An income protection policy would supply someone with a regular flow of cash while they are out of work and income, with most people able to claim if they are not earning any more through no fault of their own. The typical requirement is that someone has lost their income due to involuntary redundancy, illness, or injury after an accident.

All of these situations are stressful in their own right, but can be made worse if someone is constantly having to keep up with a wide range of commitments while trying to concentrate on getting better again. Likewise the pressure is on to find a job quickly too following redundancy, so any kind of helping hand could be a benefit.

Income cover will supply the cash tax-free, and normally involves a payment from the insurer on a monthly basis. This continues for 12 months, all the way up to 24 months on some policies. The successful claimant can normally expect to receive a slice of the old income, meaning they are effectively protecting part of their current incomings. So you could insure perhaps 50 or 60 per cent depending on the provider.
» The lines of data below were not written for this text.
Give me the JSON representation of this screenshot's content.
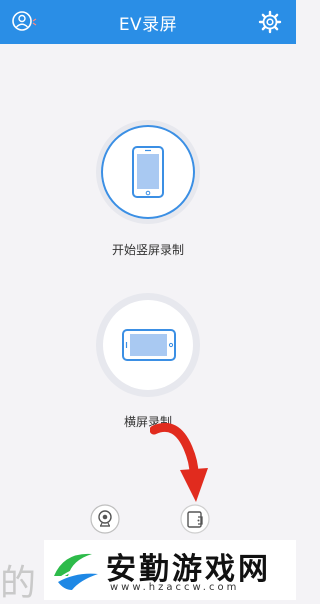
{
  "app": {
    "title": "EV录屏"
  },
  "modes": {
    "portrait_label": "开始竖屏录制",
    "landscape_label": "横屏录制"
  },
  "icons": {
    "user": "user-icon",
    "settings": "gear-icon",
    "camera": "camera-icon",
    "folder": "folder-icon",
    "arrow": "red-arrow-icon"
  },
  "colors": {
    "header": "#2a8ee6",
    "accent": "#3b8fe4",
    "screen": "#a9c9f2",
    "arrow": "#e12b1e"
  },
  "watermark": {
    "brand": "安勤游戏网",
    "url": "www.hzaccw.com",
    "corner_text": "的"
  }
}
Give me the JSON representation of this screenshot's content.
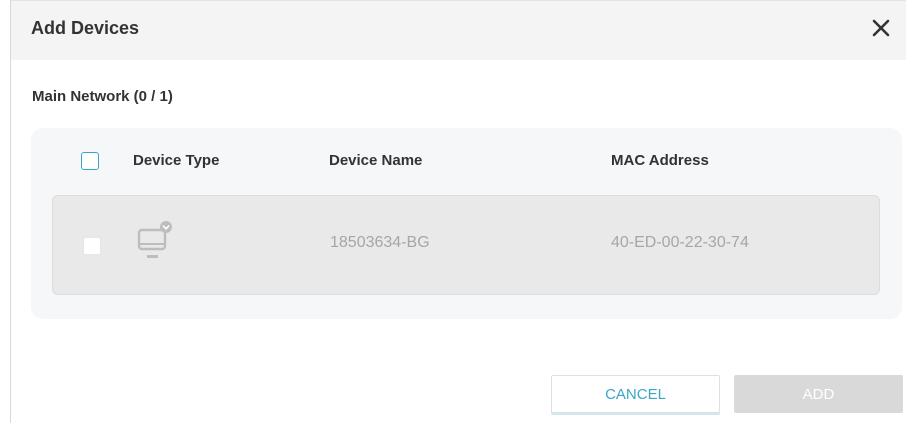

If you do claim successfully and start receiving the payments, there will not normally be a restriction put on how you spend them. Normally you are perfectly entitled to spread them around things like mortgages, secured loans, and other bills. They are designed to help you keep going until you are back in work again. Without them, some people could end up high and dry.

Income protection is also an interesting product in that it is supplied by of all sorts of different companies. It may be attached to loans by some banks and lenders, which may involve a policy which is not the best possible deal. Alternatively, it may be available from any number of specialist independent providers who may be able to supply cover at an affordable and effective price.